Cultural Preference for Redistribution in the United States: An Epidemiological Approach

Atlantic Economic Journal, September 12, 2025
Abstract
Previous research shows that culture can influence economic preferences even when individual characteristics and environment are held constant. This study adds to that literature by measuring the influence of culture on preferences for economic redistribution in the United States. In following the epidemiological approach to assessing the role of culture, the study uses the 1972–2022 cumulative file of the General Social Survey and the 2002–2023 European Social Survey to link the preferences of individual Americans with the preferences that may have been passed down to them from their ancestral countries in Europe.
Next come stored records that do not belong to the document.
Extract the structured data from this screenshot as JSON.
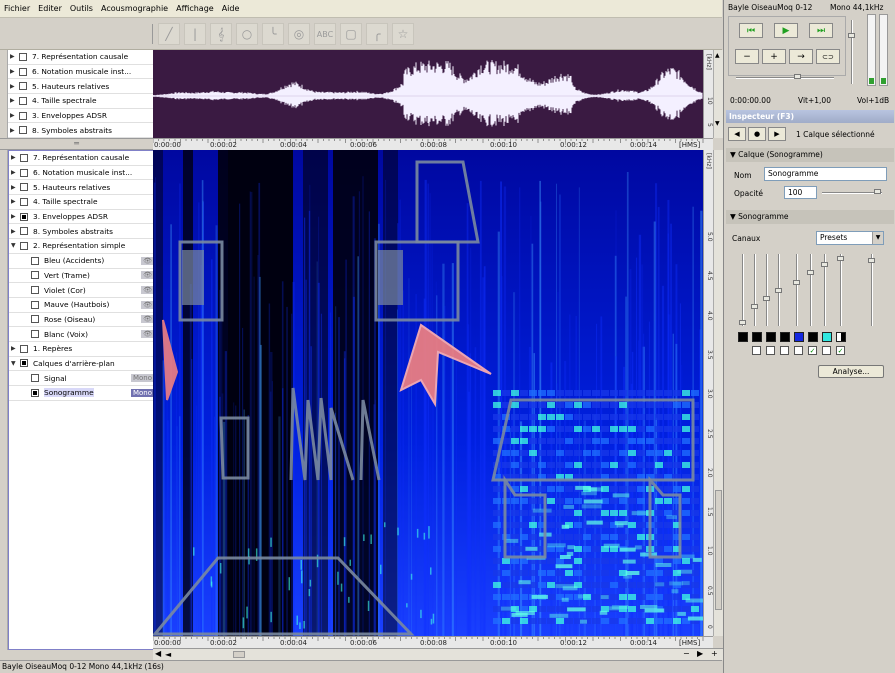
{
  "menu": [
    "Fichier",
    "Editer",
    "Outils",
    "Acousmographie",
    "Affichage",
    "Aide"
  ],
  "toolbar_icons": [
    "line-tool-icon",
    "bar-tool-icon",
    "clef-tool-icon",
    "circle-tool-icon",
    "curve-tool-icon",
    "spiral-tool-icon",
    "text-tool-icon",
    "rect-tool-icon",
    "arc-tool-icon",
    "star-tool-icon"
  ],
  "toolbar_glyphs": [
    "╱",
    "|",
    "𝄞",
    "○",
    "╰",
    "◎",
    "ABC",
    "▢",
    "╭",
    "☆"
  ],
  "top_layers": [
    {
      "label": "7. Représentation causale"
    },
    {
      "label": "6. Notation musicale inst..."
    },
    {
      "label": "5. Hauteurs relatives"
    },
    {
      "label": "4. Taille spectrale"
    },
    {
      "label": "3. Enveloppes ADSR"
    },
    {
      "label": "8. Symboles abstraits"
    }
  ],
  "bottom_layers": [
    {
      "label": "7. Représentation causale",
      "type": "group",
      "checked": false
    },
    {
      "label": "6. Notation musicale inst...",
      "type": "group",
      "checked": false
    },
    {
      "label": "5. Hauteurs relatives",
      "type": "group",
      "checked": false
    },
    {
      "label": "4. Taille spectrale",
      "type": "group",
      "checked": false
    },
    {
      "label": "3. Enveloppes ADSR",
      "type": "group",
      "checked": true
    },
    {
      "label": "8. Symboles abstraits",
      "type": "group",
      "checked": false
    },
    {
      "label": "2. Représentation simple",
      "type": "open",
      "checked": false
    },
    {
      "label": "Bleu (Accidents)",
      "type": "sub",
      "checked": false,
      "badge": "👁"
    },
    {
      "label": "Vert (Trame)",
      "type": "sub",
      "checked": false,
      "badge": "👁"
    },
    {
      "label": "Violet (Cor)",
      "type": "sub",
      "checked": false,
      "badge": "👁"
    },
    {
      "label": "Mauve (Hautbois)",
      "type": "sub",
      "checked": false,
      "badge": "👁"
    },
    {
      "label": "Rose (Oiseau)",
      "type": "sub",
      "checked": false,
      "badge": "👁"
    },
    {
      "label": "Blanc (Voix)",
      "type": "sub",
      "checked": false,
      "badge": "👁"
    },
    {
      "label": "1. Repères",
      "type": "group",
      "checked": false
    },
    {
      "label": "Calques d'arrière-plan",
      "type": "open",
      "checked": true
    },
    {
      "label": "Signal",
      "type": "sub",
      "checked": false,
      "badge": "Mono"
    },
    {
      "label": "Sonogramme",
      "type": "sub",
      "checked": true,
      "badge": "Mono",
      "selected": true
    }
  ],
  "time_labels": [
    "0:00:00",
    "0:00:02",
    "0:00:04",
    "0:00:06",
    "0:00:08",
    "0:00:10",
    "0:00:12",
    "0:00:14"
  ],
  "time_unit": "[HMS]",
  "wave_axis": {
    "unit": "[kHz]",
    "labels": [
      "10",
      "5"
    ]
  },
  "freq_axis": {
    "unit": "[kHz]",
    "labels": [
      "5.0",
      "4.5",
      "4.0",
      "3.5",
      "3.0",
      "2.5",
      "2.0",
      "1.5",
      "1.0",
      "0.5",
      "0"
    ]
  },
  "status": "Bayle OiseauMoq 0-12 Mono 44,1kHz (16s)",
  "right": {
    "file_title": "Bayle OiseauMoq 0-12",
    "file_format": "Mono 44,1kHz",
    "transport": {
      "prev": "⏮",
      "play": "▶",
      "next": "⏭",
      "minus": "−",
      "plus": "+",
      "arrow": "→",
      "loop": "⊂⊃"
    },
    "time": "0:00:00.00",
    "speed": "Vit+1,00",
    "volume": "Vol+1dB",
    "inspector_title": "Inspecteur (F3)",
    "selection": "1 Calque sélectionné",
    "calque_section": "Calque (Sonogramme)",
    "nom_label": "Nom",
    "nom_value": "Sonogramme",
    "opacite_label": "Opacité",
    "opacite_value": "100",
    "sonogramme_section": "Sonogramme",
    "canaux_label": "Canaux",
    "presets_value": "Presets",
    "analyse_button": "Analyse..."
  },
  "colors": {
    "wave_bg": "#3a1a42",
    "spectro_dark": "#000030",
    "spectro_blue": "#1a2cff",
    "overlay_gray": "#7a8aa0",
    "overlay_pink": "#f08080",
    "play_green": "#20a020"
  }
}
Depending on the choice of covariates in each model, a one-unit increase (on a 1 to 5 scale) in a European country’s average preference for redistribution is associated with a significant 0.20 (p = 0.011) to 0.30 (p = 0.002) increase in the redistribution preference of the average American who has ancestry from that country. Similar effect sizes were obtained even when limiting the sample to respondents who are fourth-generation and higher Americans. Ancestral preference for redistribution also appears to influence political behavior, as it predicts political liberalism and Democratic party identification across all models. The findings suggest a meaningful, robust, and persistent role for culture in determining attitudes toward redistribution in the United States.